Evan Soltas
Jan 28, 2012

Trading Thoughts

This weekend's project: theories of trade

2011 U.S.-India Economic and Financial Partnership
Following the president's protectionist State of the Union speech, and a lengthy discussion this blogger had with a friend who is an Andy Grove- or MIT Tech. Review-species of trade skeptic, I decided to do some reading into the foundational economic background on trade theory.

At some point a while ago, this sort of thing became my idea of fun. Well, my priors had always led me to make full-throated defenses of free trade, and my introductory micro textbook gave little time to "protectionism," except to dismiss the infant industry argument as a "more sophisticated argument" for it, implying obviously that it was specious and ultimately just as wrong.

After doing a lot of reading and mulling over, and I only link to here the best of my research finds, I remain, fundamentally a Ricardian--but not a fundamentalist Ricardian. Yes, I do think that, in general, the principle of comparative advantage and mutual gains from free trade do hold. And while I think that protectionism makes little sense--I'm thinking of Romney on currency manipulation, or Obama on trade dumping--I do see a place, albeit limited, for an American industrial policy in high-tech manufacturing.

It turns out, from my research, that there are two broad, and largely compatible, "schools of thought" on trade: classical (i.e. Ricardian) and New trade theories. The former emphasizes comparative advantage, the production possibilities frontier, and the plain-as-day conclusions of microeconomic social welfare analysis on tariffs and gains from trade. (If any of these terms are unfamiliar, as I imagine they are, they are only a Wikipedia search away.) Ricardian trade theory remains dominant to this day, but the New trade theory has added some very interesting insights, which have assimilated rather well.

What is "new" in New trade theory? First, it scraps a number of assumptions (perfect competition, zero transport costs, constant human capital). In their place, it assumes some nastier conditions -- and by "nastier," I mean less ideal in terms of mathematical theory, and more realistic: imperfect competition, non-negligible transport costs, "industrial commons" externalities on human capital and competitiveness. The conclusions are pretty interesting, as they imply that to the extent that the world behaves more closely to New trade assumptions rather than Ricardian ones, that industrial policy makes sense.

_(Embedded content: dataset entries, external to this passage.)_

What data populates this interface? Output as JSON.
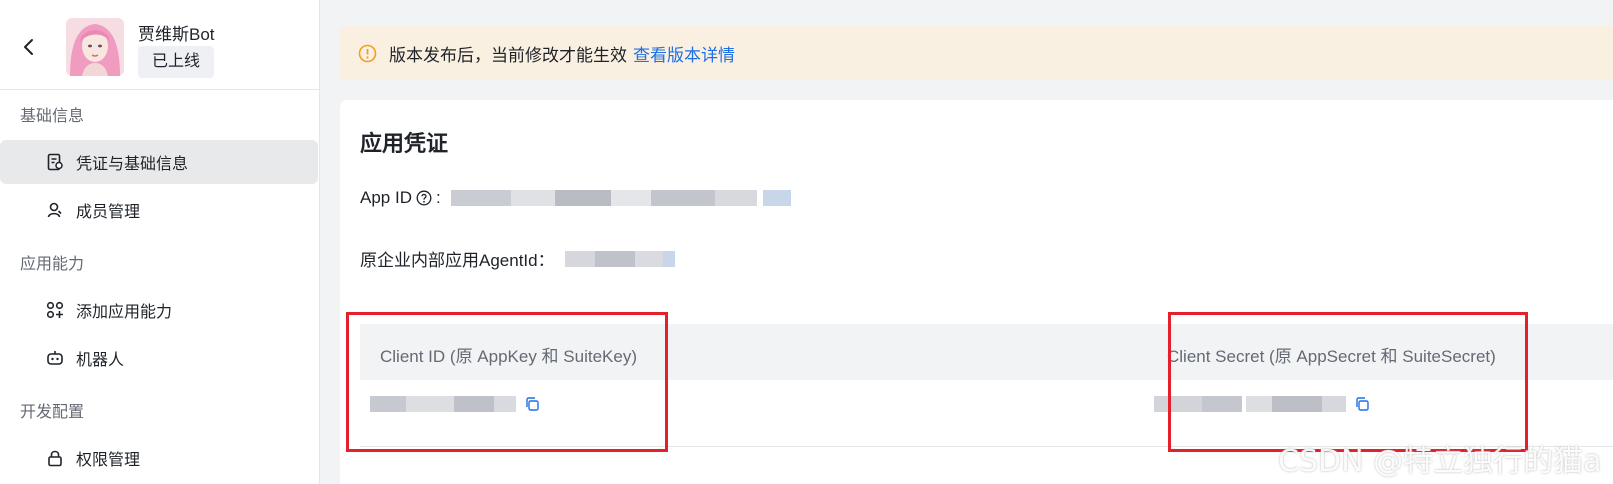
{
  "header": {
    "app_name": "贾维斯Bot",
    "status": "已上线"
  },
  "sidebar": {
    "groups": [
      {
        "label": "基础信息",
        "items": [
          {
            "label": "凭证与基础信息",
            "icon": "doc-badge-icon",
            "active": true
          },
          {
            "label": "成员管理",
            "icon": "person-icon",
            "active": false
          }
        ]
      },
      {
        "label": "应用能力",
        "items": [
          {
            "label": "添加应用能力",
            "icon": "grid-plus-icon",
            "active": false
          },
          {
            "label": "机器人",
            "icon": "robot-icon",
            "active": false
          }
        ]
      },
      {
        "label": "开发配置",
        "items": [
          {
            "label": "权限管理",
            "icon": "lock-icon",
            "active": false
          }
        ]
      }
    ]
  },
  "notice": {
    "text": "版本发布后，当前修改才能生效",
    "link": "查看版本详情"
  },
  "credentials": {
    "title": "应用凭证",
    "app_id_label": "App ID",
    "app_id_colon": ":",
    "agent_id_label": "原企业内部应用AgentId：",
    "client_id_header": "Client ID (原 AppKey 和 SuiteKey)",
    "client_secret_header": "Client Secret (原 AppSecret 和 SuiteSecret)"
  },
  "watermark": "CSDN @特立独行的猫a",
  "colors": {
    "accent": "#1f6fe5",
    "notice_bg": "#faf0e1",
    "notice_icon": "#f0a020",
    "highlight_box": "#e3202b"
  }
}
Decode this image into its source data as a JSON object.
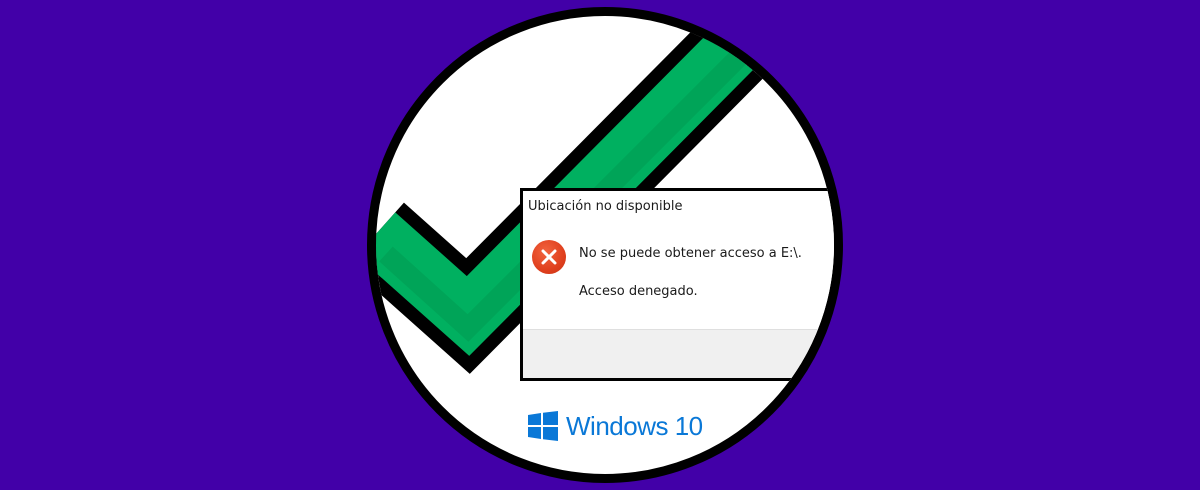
{
  "dialog": {
    "title": "Ubicación no disponible",
    "message_line_1": "No se puede obtener acceso a E:\\.",
    "message_line_2": "Acceso denegado.",
    "icon": "error-x-icon"
  },
  "brand": {
    "text": "Windows 10",
    "logo": "windows-logo-icon",
    "color": "#0a78d7"
  },
  "colors": {
    "background": "#4200a8",
    "checkmark": "#00b060",
    "error": "#e0401e"
  }
}
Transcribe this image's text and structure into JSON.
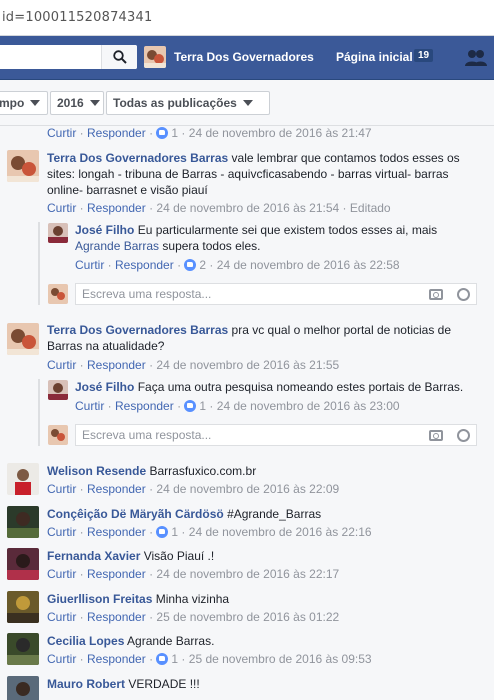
{
  "browser": {
    "url": "id=100011520874341"
  },
  "topbar": {
    "page_name": "Terra Dos Governadores",
    "home_label": "Página inicial",
    "home_count": "19"
  },
  "filters": {
    "first": "mpo",
    "year": "2016",
    "posts": "Todas as publicações"
  },
  "labels": {
    "like": "Curtir",
    "reply": "Responder",
    "write_placeholder": "Escreva uma resposta..."
  },
  "comments": [
    {
      "likes": "1",
      "time": "24 de novembro de 2016 às 21:47"
    },
    {
      "author": "Terra Dos Governadores Barras",
      "text": "vale lembrar que contamos todos esses os sites: longah - tribuna de Barras - aquivcficasabendo - barras virtual- barras online- barrasnet e visão piauí",
      "time": "24 de novembro de 2016 às 21:54",
      "edited": "Editado"
    },
    {
      "author": "José Filho",
      "text": "Eu particularmente sei que existem todos esses ai, mais",
      "mention": "Agrande Barras",
      "text2": "supera todos eles.",
      "likes": "2",
      "time": "24 de novembro de 2016 às 22:58"
    },
    {
      "author": "Terra Dos Governadores Barras",
      "text": "pra vc qual o melhor portal de noticias de Barras na atualidade?",
      "time": "24 de novembro de 2016 às 21:55"
    },
    {
      "author": "José Filho",
      "text": "Faça uma outra pesquisa nomeando estes portais de Barras.",
      "likes": "1",
      "time": "24 de novembro de 2016 às 23:00"
    },
    {
      "author": "Welison Resende",
      "text": "Barrasfuxico.com.br",
      "time": "24 de novembro de 2016 às 22:09"
    },
    {
      "author": "Conçêição Dë Märyãh Cärdösö",
      "text": "#Agrande_Barras",
      "likes": "1",
      "time": "24 de novembro de 2016 às 22:16"
    },
    {
      "author": "Fernanda Xavier",
      "text": "Visão Piauí .!",
      "time": "24 de novembro de 2016 às 22:17"
    },
    {
      "author": "Giuerllison Freitas",
      "text": "Minha vizinha",
      "time": "25 de novembro de 2016 às 01:22"
    },
    {
      "author": "Cecilia Lopes",
      "text": "Agrande Barras.",
      "likes": "1",
      "time": "25 de novembro de 2016 às 09:53"
    },
    {
      "author": "Mauro Robert",
      "text": "VERDADE !!!"
    }
  ],
  "colors": {
    "fb_blue": "#3b5998",
    "link": "#385898",
    "like_blue": "#5890ff"
  }
}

The way these theories are combined is by the fact that the rivaling assumptions are both true in certain senses, in certain industries, and at certain times. In other words, if high-tech electronics production fits more in with New trade economic models -- and it does so appear -- then an industrial policy may gain traction there, even as that same nation pursues a Ricardian strategy in services industries, where Ricardian assumptions seem more sturdy today than ever before. The world, by the way, is becoming increasingly Ricardian in reality, but there are important exceptions in industrial areas like Germany's Mittelstand, which is an economic ecosystem of small high-tech manufacturers which serve niche export markets.

Update (2/18/12): VoxEU has a new article which describes empirical success for an "industrial policy lite" in Britain, targeted at small firms which served national/international markets. Hmm. This seems to fit in very nicely with what I've discussed here.